また、テレワークは自宅だけとは限りません。出張先やワーケーションなどで、公衆無線LAN(Wi-Fi)を利用することもあります。Wi-Fiの中には、通信が暗号化されていないケースや、セキュリティ対策が不十分なケースもあるので、利用には注意が必要です。一方、自宅では業務用のパソコンを家族が使用してしまうケースもあります。それでマルウェアに感染してしまうこともあります。
・従業員に必要な意識・マインド
自宅では気が緩みがちですが、テレワークのパソコンは会社のものであることを認識し、テレワーク時の注意点をしっかりと把握して正しく使用することが重要です。家族には触らせず、業務以外のことには使用しないようにしましょう。知らない間にマルウェアに感染し、出社の際に企業ネットワークにつないだとたんマルウェアが企業内に拡散することも少なくないのです。
5位 内部不正による情報漏えい
・内部不正の特徴と被害事例
内部不正とは、従業員や元従業員など組織の関係者が機密情報を持ち出したり、それを悪用したりする行為です。従業員が退職する際に情報を持ち出し、転職先に渡すケースもあります。内部不正が発覚すると、企業の社会的信用やブランドが失墜して株価に影響を与えたり、億単位の損害賠償が必要になったりします。正規の人間が正しい手順で情報を持ち出すので気づきにくいという問題もあります。
・従業員に必要な意識・マインド
内部不正は犯罪ですので、機密情報を持ち出した当人は逮捕されます。
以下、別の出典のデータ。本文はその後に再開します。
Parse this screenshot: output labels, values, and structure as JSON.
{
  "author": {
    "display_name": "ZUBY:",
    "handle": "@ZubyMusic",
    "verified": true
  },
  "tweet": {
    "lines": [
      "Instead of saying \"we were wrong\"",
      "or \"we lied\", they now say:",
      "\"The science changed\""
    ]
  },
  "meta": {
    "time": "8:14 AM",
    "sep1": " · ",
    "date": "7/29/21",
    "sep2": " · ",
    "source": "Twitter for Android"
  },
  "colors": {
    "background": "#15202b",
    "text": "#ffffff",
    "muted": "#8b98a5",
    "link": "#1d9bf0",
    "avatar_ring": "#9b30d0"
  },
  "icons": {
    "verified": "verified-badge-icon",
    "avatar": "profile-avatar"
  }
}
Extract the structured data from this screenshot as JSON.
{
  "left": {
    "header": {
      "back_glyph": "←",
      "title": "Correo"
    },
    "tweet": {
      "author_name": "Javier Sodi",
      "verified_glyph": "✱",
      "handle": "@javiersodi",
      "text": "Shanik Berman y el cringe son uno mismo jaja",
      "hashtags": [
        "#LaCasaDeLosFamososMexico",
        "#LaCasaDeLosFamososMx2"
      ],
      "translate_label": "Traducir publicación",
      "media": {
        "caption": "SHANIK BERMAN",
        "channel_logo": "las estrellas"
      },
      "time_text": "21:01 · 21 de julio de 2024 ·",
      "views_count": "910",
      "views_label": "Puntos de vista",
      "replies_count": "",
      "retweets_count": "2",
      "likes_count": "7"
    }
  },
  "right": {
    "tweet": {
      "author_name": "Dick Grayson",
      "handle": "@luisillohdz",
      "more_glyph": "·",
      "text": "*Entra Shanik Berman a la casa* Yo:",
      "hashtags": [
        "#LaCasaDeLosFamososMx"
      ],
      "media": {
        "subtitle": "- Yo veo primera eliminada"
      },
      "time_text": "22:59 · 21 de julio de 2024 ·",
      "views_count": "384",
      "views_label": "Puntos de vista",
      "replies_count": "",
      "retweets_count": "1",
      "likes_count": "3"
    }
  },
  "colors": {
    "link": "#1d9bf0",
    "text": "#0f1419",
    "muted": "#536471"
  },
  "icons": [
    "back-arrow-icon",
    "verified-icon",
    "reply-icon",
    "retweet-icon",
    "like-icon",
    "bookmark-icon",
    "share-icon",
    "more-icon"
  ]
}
従業員はそれを常に意識して業務を行うべきでしょう。また、内部犯罪はモラルの問題でもあるので、企業としては人的管理とコンプライアンス教育の徹底、情報取扱ポリシーの作成、内部不正者に対する懲戒処分等を規定した就業規則などの整備を行い、従業員に対する教育を定期的に実施することが必要です。その際には、従業員に秘密保持義務を課す誓約書を作成させることも重要です。
従業員への教育手段
どこの企業でも、入社時の新入社員研修は実施していると思われます。また、毎年実施している企業も多いでしょう。しかし、働き方が多様化している現在は、情報セキュリティに特化した研修も必要です。ただ、研修のために時間を割くことが難しいことも事実です。ここでは、どのような教育手段があるのか。メリット、デメリットとともに紹介します。
内部講習
全従業員あるいは部署を対象とした内部講習で、外部から講師を招くこともあります。全員参加となるので、全員を同レベルに教育できる反面、講習を受けるために業務を中断する必要があるのがデメリットといえます。外部から講師を招く場合はそれなりのコストもかかるので、実施のスケジュールや人数をよく検討する必要があるでしょう。
外部セミナーへの参加
情報セキュリティ業界の企業などは、しばしばセミナーを開催しています。無料で開催しているケースも多いので、こうした外部セミナーへの参加も方法の一つです。サイバー攻撃やその対策について最新の情報が得られるメリットはあります。但し、参加人数が限られたり、セミナーによって内容が異なったり、基本的には開催企業のソリューションの宣伝になるので、内容が偏っていることも多くあります。
Webコンテンツの活用
講習の時間が取れない、全員で集まることが難しいといった場合には、Webの教育コンテンツを活用する方法もあります。比較的安価で時間も長くなく、各自の空いた時間に受講できるので、より現実的な方法といえます。ただし、視聴するよう指示するだけではなかなか見てもらえないことも多いので、期限を設定することが望ましいでしょう。また、各自がしっかり視聴しているか把握が難しいことも課題です。
セキュリティ資格の取得
従業員にセキュリティ関連の資格を取得させることも、スキルやリテラシーの向上に役立ちます。資格には、国家資格、公的資格、ベンダーによる資格などがあり、それぞれ対象範囲やレベルが異なります。例えば、基礎的なITの知識が得られるITパスポート試験の取得を勧める企業は多くあります。報奨金や資格手当などを設定して取得を促すこともリテラシーの向上につながるでしょう。
システムやサービスの活用
研修という形ではなく、特定の脅威に関する啓発サービスもあります。例えば、標的型メールやフィッシングメール対策として、これらの疑似メールを不定期に送信し、開いてしまった従業員に対してその場で短い啓発動画を表示するようなサービスがあります。こうしたサービスによりメールを疑う習慣がつき、うっかり添付ファイルを開いたり、リンクをクリックしたりすることを防ぐことができます。
まとめ
IPAの「情報セキュリティ10大脅威[組織編]」を見ていくと、多くのサイバー脅威がメールを介していることが分かります。こうしたメールは巧妙化が進み、従来のセキュリティ対策ソフトでは防ぐことができません。不審なメールかどうかを見破るためには、メールを受信した従業員自身が違和感を持つ必要があります。うっかり引っかかってしまうと重大なインシデントにつながる可能性もあるので、企業のセキュリティ対策において、従業員のリテラシーは非常に重要です。そのためにはシステム面での対策だけでなく、従業員に日頃からセキュリティ意識を植え付ける施策が必要であり、全員が一定のレベルになるよう教育を実施することが重要であるといえるでしょう。